Hate groups targeting academics carry out the campaigns through the digital economy of media influencers, who direct online trolls, identifying the subjects of attacks, mobilising action, and building up campaigns. The scale of violence online builds exponentially, drawing on fear and anxiety that crystallize mobs. These mobs are ready to take violent action both offline and online.
The volume of hate is amplified manifold by anonymous accounts, sock puppets, fake websites, automated bots, and troll farms.
The role of media influencers, politicians, and propaganda channels calling for the targeted attacks is often hidden. The messages calling for the targeted attacks are often coded, wrapped up in dehumanising language. The targets of the attacks are reduced to “less than human,” compared to animals (rodents, pigs etc.) or referred to as cancer or malignancy. The process of dehumanisation then serves as the basis for the calls to raise complaints as the first step toward building the infrastructure of violence.
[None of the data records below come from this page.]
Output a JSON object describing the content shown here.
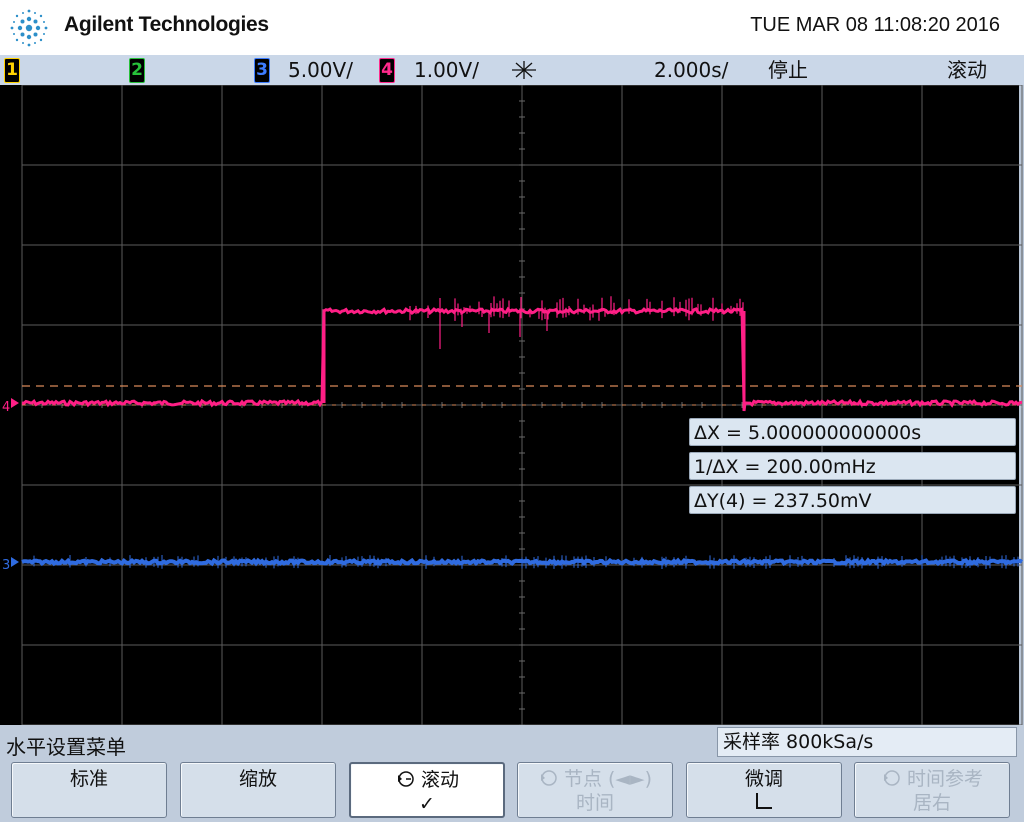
{
  "header": {
    "brand": "Agilent Technologies",
    "datetime": "TUE MAR 08 11:08:20 2016"
  },
  "status": {
    "ch1": "1",
    "ch2": "2",
    "ch3": "3",
    "ch3_scale": "5.00V/",
    "ch4": "4",
    "ch4_scale": "1.00V/",
    "timebase": "2.000s/",
    "run_state": "停止",
    "mode": "滚动"
  },
  "colors": {
    "ch1": "#ffd200",
    "ch2": "#27c03a",
    "ch3": "#2f6be0",
    "ch4": "#ff1f86",
    "cursor": "#d98a5a"
  },
  "trace_markers": {
    "ch4": "4",
    "ch3": "3"
  },
  "measurements": {
    "delta_x": "ΔX = 5.000000000000s",
    "inv_delta_x": "1/ΔX = 200.00mHz",
    "delta_y": "ΔY(4) = 237.50mV"
  },
  "menu": {
    "title": "水平设置菜单",
    "sample_rate": "采样率 800kSa/s",
    "softkeys": {
      "normal": "标准",
      "zoom": "缩放",
      "roll": "滚动",
      "roll_check": "✓",
      "node_line1": "节点 (◄►)",
      "node_line2": "时间",
      "fine": "微调",
      "timeref_line1": "时间参考",
      "timeref_line2": "居右"
    }
  },
  "icons": {
    "logo": "agilent-spark-icon",
    "trigger": "trigger-spark-icon",
    "roll": "roll-mode-icon"
  }
}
The goal of the organised hate targeting critical voices (academics, journalists, activists) is to secure total narrative control. Note here the murder of the journalist Gauri Lankesh carried out by Hindutva extremists.
As a powerful exemplar of communicative inversion, these strategies of attacking academics are framed by disinformation producers as struggles for free speech, attempts at securing public accountability, or safeguarding youth/students from radical academic propaganda/brainwashing.
These communicative inversions are however easily unpacked once we start critically analysing them. And this is why disinformation producers are so bent on suspending critical literacy.